My point is that if you owe taxes and you try to defraud the IRS into thinking that you don’t, won’t, or can’t - then you will likely be charged with “tax evasion” and the penalties for that can be very stiff - including a good likelihood of jail time. If you simply “don’t file a return” because you have little or no tax liability then you haven’t really evaded taxes. You just didn’t file a return. If you file a tax return that grossly underestimates your income or grossly overstates your deductible then you have evaded taxes. “Not filing” and “tax evasion” are 2 totally different things.

Therefore, the Loony Tard who “hasn’t paid taxes in many years” may very well not have committed any crime or may have committed an insignificant infraction of simply not filing. Maybe he survives on subsistence farming, barter, and the kindness of others.

YOU should not assume that YOU will get away with it. YOUR tax situation is probably not the same as his.
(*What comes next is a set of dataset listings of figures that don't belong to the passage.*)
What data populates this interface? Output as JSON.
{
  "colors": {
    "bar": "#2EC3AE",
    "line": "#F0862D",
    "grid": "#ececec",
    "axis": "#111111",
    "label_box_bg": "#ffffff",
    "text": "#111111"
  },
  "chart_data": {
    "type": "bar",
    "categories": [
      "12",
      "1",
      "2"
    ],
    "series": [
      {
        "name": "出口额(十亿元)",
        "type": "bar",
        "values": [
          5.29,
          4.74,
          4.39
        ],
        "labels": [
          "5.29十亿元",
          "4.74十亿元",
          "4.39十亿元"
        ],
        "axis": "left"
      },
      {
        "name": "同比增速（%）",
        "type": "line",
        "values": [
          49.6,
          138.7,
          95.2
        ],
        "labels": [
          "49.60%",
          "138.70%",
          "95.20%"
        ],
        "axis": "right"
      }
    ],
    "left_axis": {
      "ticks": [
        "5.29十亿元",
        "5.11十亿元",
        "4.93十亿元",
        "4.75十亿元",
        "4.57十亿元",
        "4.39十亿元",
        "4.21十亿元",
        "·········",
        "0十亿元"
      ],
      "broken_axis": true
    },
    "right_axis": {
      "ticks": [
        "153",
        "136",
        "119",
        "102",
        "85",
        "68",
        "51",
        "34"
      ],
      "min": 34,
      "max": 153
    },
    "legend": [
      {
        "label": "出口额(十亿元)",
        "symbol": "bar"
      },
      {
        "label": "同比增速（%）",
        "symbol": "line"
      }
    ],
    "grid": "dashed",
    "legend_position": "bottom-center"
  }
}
Similar for one of the more common dodges used by businesses in financial trouble: FICA (Social Security) taxes. The share that employees pay is withheld from their paychecks, and the business is supposed to send this along with the employers share in to the government – but they don’t. So that is theft from both the government and from your own employees!

This seems tricky to get away with. You have to give your employees a w2 form. This same information is also sent to the IRS. Your employees will notice if you don’t have the correct income on the W2. It seems to me you either have to bring your employees in on the scheme or hope the FICA people don’t talk to the income tax people.

Not all places do however. One of my former employers stopped withholding when he stopped using a payroll company. He apparently decided we were all contractors, despite being obviously not (working hours set by him, using his equipment, etc.) I never pursued it, although in retrospective I half wish I had.